Even though it opens eight hours a day, it's difficult to see every corner of the museum in one day. Sculpture, furniture, calligraphy, coins, ceramics, jade-ware, minority ethnic handicrafts and ancient bronzes are on display.


(Shanghai Museum's Timeline of Buddhist Art/Wang Zhiyong)


It's easy to look around on your own, since labels in English are arranged beside every piece. You can also rent an audio commentary machine, but you need to pay a deposit. A free double-page tour guide is available.



Travel tips:


Address: No. 201, People's Ave, People's Square

Tel: 6372-3500 (Chinese and English services)

Hours: 9am-5pm (last entry 4pm)

Tickets: 20 yuan (US$2.50); student tickets are free, but free student-group tickets must be booked in advance. Dial 6372-3500 extension 132. Tickets for retired people, soldiers and people aged over 70 or under 18 are free.

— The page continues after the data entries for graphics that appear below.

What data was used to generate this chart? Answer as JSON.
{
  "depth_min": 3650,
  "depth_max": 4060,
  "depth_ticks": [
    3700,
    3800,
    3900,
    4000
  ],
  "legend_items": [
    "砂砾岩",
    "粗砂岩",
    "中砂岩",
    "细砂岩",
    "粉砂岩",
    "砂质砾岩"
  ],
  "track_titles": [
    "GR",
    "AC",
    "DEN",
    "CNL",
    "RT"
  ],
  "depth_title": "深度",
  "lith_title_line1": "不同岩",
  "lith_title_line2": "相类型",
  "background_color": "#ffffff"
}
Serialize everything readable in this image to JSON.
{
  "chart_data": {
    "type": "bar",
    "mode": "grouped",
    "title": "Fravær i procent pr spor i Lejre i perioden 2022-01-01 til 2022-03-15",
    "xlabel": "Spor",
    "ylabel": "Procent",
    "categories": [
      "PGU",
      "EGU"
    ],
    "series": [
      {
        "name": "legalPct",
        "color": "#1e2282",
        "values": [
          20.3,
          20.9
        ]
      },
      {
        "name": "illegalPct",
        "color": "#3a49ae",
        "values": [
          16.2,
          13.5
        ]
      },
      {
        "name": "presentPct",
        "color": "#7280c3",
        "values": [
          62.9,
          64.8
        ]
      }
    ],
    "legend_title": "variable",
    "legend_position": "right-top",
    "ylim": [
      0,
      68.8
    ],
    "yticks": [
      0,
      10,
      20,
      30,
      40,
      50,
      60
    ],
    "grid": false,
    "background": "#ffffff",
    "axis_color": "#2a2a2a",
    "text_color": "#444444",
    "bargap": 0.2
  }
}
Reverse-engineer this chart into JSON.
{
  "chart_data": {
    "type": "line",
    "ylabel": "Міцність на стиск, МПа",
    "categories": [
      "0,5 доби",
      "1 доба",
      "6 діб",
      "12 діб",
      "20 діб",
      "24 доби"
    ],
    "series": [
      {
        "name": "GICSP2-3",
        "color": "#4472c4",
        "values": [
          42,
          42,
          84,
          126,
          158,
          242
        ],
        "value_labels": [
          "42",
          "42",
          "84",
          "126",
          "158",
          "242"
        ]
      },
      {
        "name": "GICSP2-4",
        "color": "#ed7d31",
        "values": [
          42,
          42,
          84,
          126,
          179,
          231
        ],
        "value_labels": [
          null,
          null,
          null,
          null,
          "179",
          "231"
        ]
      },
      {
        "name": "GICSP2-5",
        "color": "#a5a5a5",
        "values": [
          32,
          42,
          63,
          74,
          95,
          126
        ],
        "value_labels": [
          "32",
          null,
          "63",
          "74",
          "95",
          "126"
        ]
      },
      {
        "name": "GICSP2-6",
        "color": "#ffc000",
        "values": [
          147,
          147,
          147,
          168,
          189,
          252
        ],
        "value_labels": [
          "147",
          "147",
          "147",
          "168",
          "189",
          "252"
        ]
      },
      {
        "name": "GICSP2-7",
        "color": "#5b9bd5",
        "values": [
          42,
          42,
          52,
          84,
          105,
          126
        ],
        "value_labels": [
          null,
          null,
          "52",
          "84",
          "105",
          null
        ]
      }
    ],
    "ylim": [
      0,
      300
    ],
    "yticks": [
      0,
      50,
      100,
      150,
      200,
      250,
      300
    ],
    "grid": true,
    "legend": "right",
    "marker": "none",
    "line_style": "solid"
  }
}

A 45-yuan discount package is available (Shanghai Museum and Shanghai Grand Theater).

To get there: Metro line 1and Metro line 2 (People's Square Station)



Related gallery: Shanghai Museum's Timeline of Buddhist Art


Plan your schedule well and leave time for the museum’s gift shop which sells many interesting souvenirs.


No cameras and no mobile phones allowed.